Rule-based energy management strategies for a hybrid microgrid using grey wolf optimizer

Abstract

This study utilizes grid-connected microgrids using photovoltaics (PVs) and wind turbines (WTs) in a residential system. For improved reliability, the system uses battery storage and diesel generators (Dgen). The proposed system uses supervisory controllers (as a rule-based energy management system) for energy management strategy implementations. The essence of using the grey wolf optimizer (GWO) is to strategize the rule-based energy management system in the proposed microgrid operations.

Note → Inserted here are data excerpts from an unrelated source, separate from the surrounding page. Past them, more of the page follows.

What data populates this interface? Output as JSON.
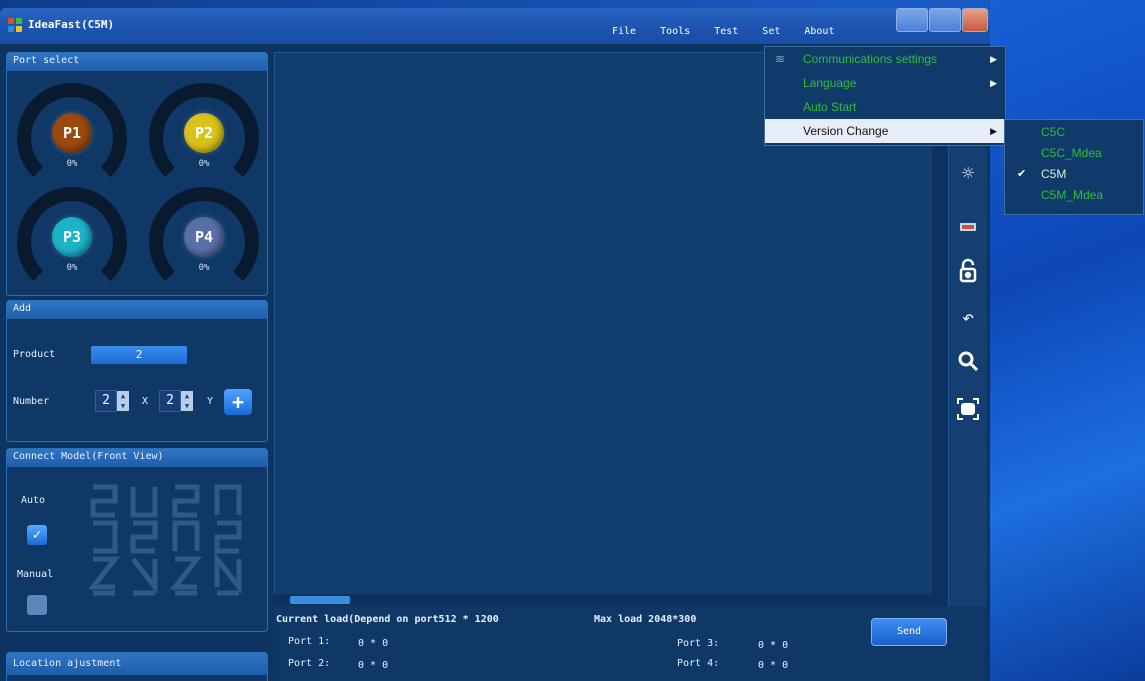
{
  "window": {
    "title": "IdeaFast(C5M)"
  },
  "menubar": [
    "File",
    "Tools",
    "Test",
    "Set",
    "About"
  ],
  "port_select": {
    "header": "Port select",
    "ports": [
      {
        "label": "P1",
        "percent": "0%",
        "color": "#9a4a0e"
      },
      {
        "label": "P2",
        "percent": "0%",
        "color": "#d9c21a"
      },
      {
        "label": "P3",
        "percent": "0%",
        "color": "#1cb3c9"
      },
      {
        "label": "P4",
        "percent": "0%",
        "color": "#5a6fa8"
      }
    ]
  },
  "add": {
    "header": "Add",
    "product_label": "Product",
    "product_value": "2",
    "number_label": "Number",
    "x_value": "2",
    "x_label": "X",
    "y_value": "2",
    "y_label": "Y"
  },
  "connect_model": {
    "header": "Connect Model(Front View)",
    "auto_label": "Auto",
    "manual_label": "Manual",
    "auto_checked": true,
    "manual_checked": false
  },
  "location": {
    "header": "Location ajustment"
  },
  "status": {
    "current_load": "Current load(Depend on port512 * 1200",
    "max_load": "Max load 2048*300",
    "port1_label": "Port 1:",
    "port1_value": "0 * 0",
    "port2_label": "Port 2:",
    "port2_value": "0 * 0",
    "port3_label": "Port 3:",
    "port3_value": "0 * 0",
    "port4_label": "Port 4:",
    "port4_value": "0 * 0",
    "send_label": "Send"
  },
  "set_menu": {
    "items": [
      {
        "label": "Communications settings",
        "has_submenu": true
      },
      {
        "label": "Language",
        "has_submenu": true
      },
      {
        "label": "Auto Start",
        "has_submenu": false
      },
      {
        "label": "Version Change",
        "has_submenu": true,
        "highlighted": true
      }
    ]
  },
  "version_submenu": {
    "items": [
      {
        "label": "C5C",
        "checked": false
      },
      {
        "label": "C5C_Mdea",
        "checked": false
      },
      {
        "label": "C5M",
        "checked": true
      },
      {
        "label": "C5M_Mdea",
        "checked": false
      }
    ]
  },
  "toolbar_icons": [
    "lightbulb-icon",
    "usb-icon",
    "unlock-icon",
    "undo-icon",
    "search-icon",
    "fit-screen-icon"
  ],
  "colors": {
    "accent": "#1f6ad0",
    "menu_text": "#2fbf3a"
  }
}
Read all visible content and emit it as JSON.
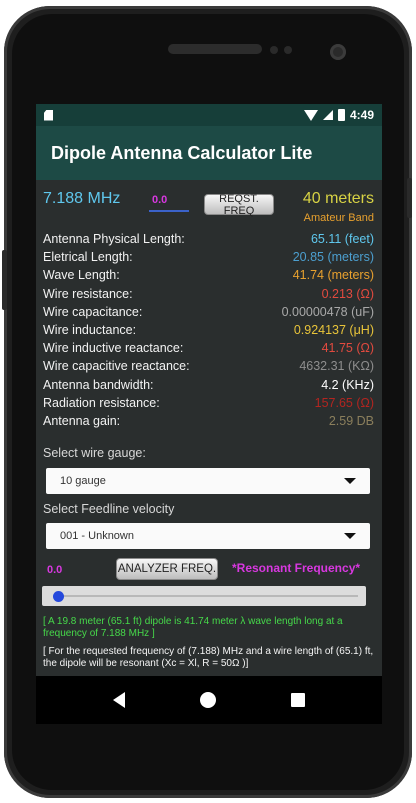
{
  "status": {
    "time": "4:49",
    "icons": [
      "sd-card-icon",
      "wifi-icon",
      "signal-icon",
      "battery-icon"
    ]
  },
  "appbar": {
    "title": "Dipole Antenna Calculator Lite"
  },
  "top": {
    "frequency": "7.188 MHz",
    "small_value": "0.0",
    "request_button": "REQST. FREQ",
    "band": "40 meters",
    "band_type": "Amateur Band"
  },
  "results": [
    {
      "label": "Antenna Physical Length:",
      "value": "65.11 (feet)",
      "color": "#5fc8ee"
    },
    {
      "label": "Eletrical Length:",
      "value": "20.85 (meters)",
      "color": "#4c9fcf"
    },
    {
      "label": "Wave Length:",
      "value": "41.74 (meters)",
      "color": "#e8a12e"
    },
    {
      "label": "Wire resistance:",
      "value": "0.213 (Ω)",
      "color": "#e24a3f"
    },
    {
      "label": "Wire capacitance:",
      "value": "0.00000478 (uF)",
      "color": "#a9a9a9"
    },
    {
      "label": "Wire inductance:",
      "value": "0.924137 (μH)",
      "color": "#e8c43a"
    },
    {
      "label": "Wire inductive reactance:",
      "value": "41.75 (Ω)",
      "color": "#e24a3f"
    },
    {
      "label": "Wire capacitive reactance:",
      "value": "4632.31 (KΩ)",
      "color": "#8e8e8e"
    },
    {
      "label": "Antenna bandwidth:",
      "value": "4.2 (KHz)",
      "color": "#ffffff"
    },
    {
      "label": "Radiation resistance:",
      "value": "157.65 (Ω)",
      "color": "#b32520"
    },
    {
      "label": "Antenna gain:",
      "value": "2.59 DB",
      "color": "#8b7f5c"
    }
  ],
  "gauge": {
    "label": "Select wire gauge:",
    "selected": "10 gauge"
  },
  "feedline": {
    "label": "Select Feedline velocity",
    "selected": "001 - Unknown"
  },
  "analyzer": {
    "value": "0.0",
    "button": "ANALYZER FREQ.",
    "resonant": "*Resonant Frequency*",
    "slider_level": 0.0
  },
  "notes": {
    "line1": "[ A 19.8 meter (65.1 ft) dipole is 41.74 meter λ  wave length  long at a frequency of 7.188 MHz ]",
    "line2": "[ For the requested frequency of (7.188) MHz and a wire length of (65.1) ft, the dipole will be resonant  (Xc = Xl,  R = 50Ω )]"
  },
  "colors": {
    "appbar": "#1d4a45",
    "statusbar": "#163e39",
    "screen_bg": "#2a2e2e",
    "accent_magenta": "#d838e0",
    "accent_green": "#46d94a"
  }
}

The primary objectives are to achieve a low levelized cost of energy (LCOE) and determine the optimal number of microgrid components. The performance of the GWO is compared with three other optimization algorithms, namely, antlion optimizer (ALO), particle swarm optimizer (PSO), and cuckoo search algorithm (CSA), for benchmarking purposes. The findings indicate that the proposed GWO supersedes ALO, PSO, and CSO in energy cost reduction by 30.3% (0.0448 $/kWh), 65.6% (0.0971 $/kWh), and 120% (0.1774 $/kWh), respectively. The suggested algorithm selects the optimum number of the system’s components, which is 46 PV modules, 30 wind turbines, and 10 units of batteries. An improved GWO-based algorithm based on hybridization with gradient descent algorithms is envisaged to implement a customer-centered energy management that can ensure customer satisfaction and further reduce energy cost.